À aucune époque, elle ne s’était montrée autre chose aux yeux des autres pour M. de Maulévrier. Comme elle n’avait pas l’abandon de ses sentiments, ni mot plus mystérieux ni familiarité plus tendre n’avaient indiqué une de ces préférences sur la nature desquelles il est si facile de se tromper. Cependant les hommes qui la voyaient, et qu’elle n’écoutait pas, proclamaient, en l’enviant, le bonheur de M. de Maulévrier. Mais ce n’étaient point ses manières avec lui qui leur avaient donné cette idée ; c’étaient (après la peur que ce ne fût vrai) l’indépendance hardie qu’elle avait mise à recevoir, malgré les bruits de quelques salons, un homme qui avait la réputation d’être un grand fat et de ne perdre son temps chez personne.

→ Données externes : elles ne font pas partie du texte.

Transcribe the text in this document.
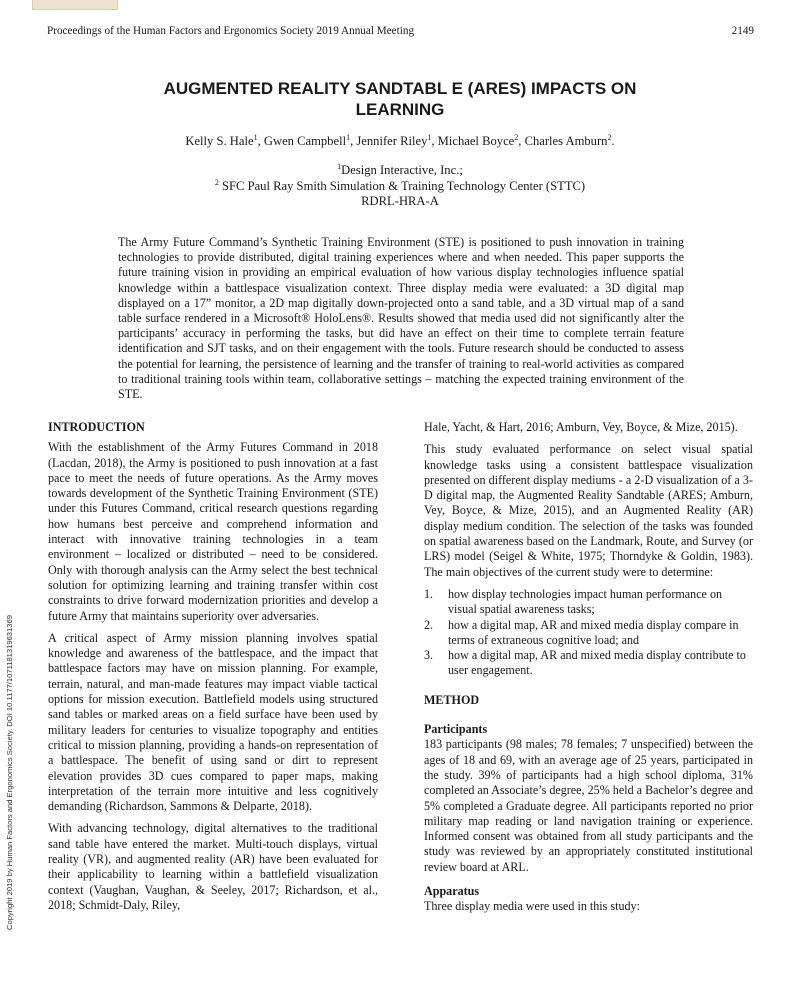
Proceedings of the Human Factors and Ergonomics Society 2019 Annual Meeting	2149
AUGMENTED REALITY SANDTABL E (ARES) IMPACTS ON
LEARNING
Kelly S. Hale$^1$, Gwen Campbell$^1$, Jennifer Riley$^1$, Michael Boyce$^2$, Charles Amburn$^2$.
$^1$Design Interactive, Inc.;
$^2$ SFC Paul Ray Smith Simulation & Training Technology Center (STTC)
RDRL-HRA-A
The Army Future Command’s Synthetic Training Environment (STE) is positioned to push innovation in training technologies to provide distributed, digital training experiences where and when needed. This paper supports the future training vision in providing an empirical evaluation of how various display technologies influence spatial knowledge within a battlespace visualization context. Three display media were evaluated: a 3D digital map displayed on a 17” monitor, a 2D map digitally down-projected onto a sand table, and a 3D virtual map of a sand table surface rendered in a Microsoft® HoloLens®. Results showed that media used did not significantly alter the participants’ accuracy in performing the tasks, but did have an effect on their time to complete terrain feature identification and SJT tasks, and on their engagement with the tools. Future research should be conducted to assess the potential for learning, the persistence of learning and the transfer of training to real-world activities as compared to traditional training tools within team, collaborative settings – matching the expected training environment of the STE.
INTRODUCTION

With the establishment of the Army Futures Command in 2018 (Lacdan, 2018), the Army is positioned to push innovation at a fast pace to meet the needs of future operations. As the Army moves towards development of the Synthetic Training Environment (STE) under this Futures Command, critical research questions regarding how humans best perceive and comprehend information and interact with innovative training technologies in a team environment – localized or distributed – need to be considered. Only with thorough analysis can the Army select the best technical solution for optimizing learning and training transfer within cost constraints to drive forward modernization priorities and develop a future Army that maintains superiority over adversaries.

A critical aspect of Army mission planning involves spatial knowledge and awareness of the battlespace, and the impact that battlespace factors may have on mission planning. For example, terrain, natural, and man-made features may impact viable tactical options for mission execution. Battlefield models using structured sand tables or marked areas on a field surface have been used by military leaders for centuries to visualize topography and entities critical to mission planning, providing a hands-on representation of a battlespace. The benefit of using sand or dirt to represent elevation provides 3D cues compared to paper maps, making interpretation of the terrain more intuitive and less cognitively demanding (Richardson, Sammons & Delparte, 2018).

With advancing technology, digital alternatives to the traditional sand table have entered the market. Multi-touch displays, virtual reality (VR), and augmented reality (AR) have been evaluated for their applicability to learning within a battlefield visualization context (Vaughan, Vaughan, & Seeley, 2017; Richardson, et al., 2018; Schmidt-Daly, Riley,

Hale, Yacht, & Hart, 2016; Amburn, Vey, Boyce, & Mize, 2015).

This study evaluated performance on select visual spatial knowledge tasks using a consistent battlespace visualization presented on different display mediums - a 2-D visualization of a 3-D digital map, the Augmented Reality Sandtable (ARES; Amburn, Vey, Boyce, & Mize, 2015), and an Augmented Reality (AR) display medium condition. The selection of the tasks was founded on spatial awareness based on the Landmark, Route, and Survey (or LRS) model (Seigel & White, 1975; Thorndyke & Goldin, 1983). The main objectives of the current study were to determine:

1. how display technologies impact human performance on visual spatial awareness tasks;
2. how a digital map, AR and mixed media display compare in terms of extraneous cognitive load; and
3. how a digital map, AR and mixed media display contribute to user engagement.
METHOD
Participants

183 participants (98 males; 78 females; 7 unspecified) between the ages of 18 and 69, with an average age of 25 years, participated in the study. 39% of participants had a high school diploma, 31% completed an Associate’s degree, 25% held a Bachelor’s degree and 5% completed a Graduate degree. All participants reported no prior military map reading or land navigation training or experience. Informed consent was obtained from all study participants and the study was reviewed by an appropriately constituted institutional review board at ARL.

Apparatus

Three display media were used in this study:

Copyright 2019 by Human Factors and Ergonomics Society. DOI 10.1177/1071181319631369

Lorsque cet homme s’éloigna d’elle, les femmes qui faisaient galerie à cette liaison, et qui, lorgnette en main, semblaient en étudier toutes les phases, les femmes s’imaginèrent que le dénoûment qui avait tant tardé était arrivé, et que Mme d’Anglure était fort à propos revenue clore un si fâcheux interrègne. Les hommes les plus attachés à la marquise le crurent aussi de leur côté, et comme ils la visitaient tous les soirs, ils purent admirer le magnifique empire et la désinvolture inouïe avec lesquels Mme de Gesvres pouvait voiler une rupture assez manifeste d’ailleurs. Pour tous ces hommes ferrés en diable sur les convenances du monde, et qui n’avaient jamais compris, comme le cardinal de Retz, que les devoirs extérieurs, la marquise révélait une supériorité très remarquable en restant imperturbablement la même à l’égard de M. de Maulévrier. Le fait est qu’elle ne lui adressa pas la moindre petite observation qu’on eût pu prendre pour un reproche, sur ses visites plus rares et plus courtes. Quand il ne venait pas, il semblait qu’il n’eût jamais existé pour elle. Quand il venait, elle le recevait avec cette main ouverte, cette hospitalité de sourire et cette étincelle perlée dans le regard, qui disaient à tous : « Vous voilà, tant mieux ! » mais qui ne jaillissait du fait exclusif de la présence de personne.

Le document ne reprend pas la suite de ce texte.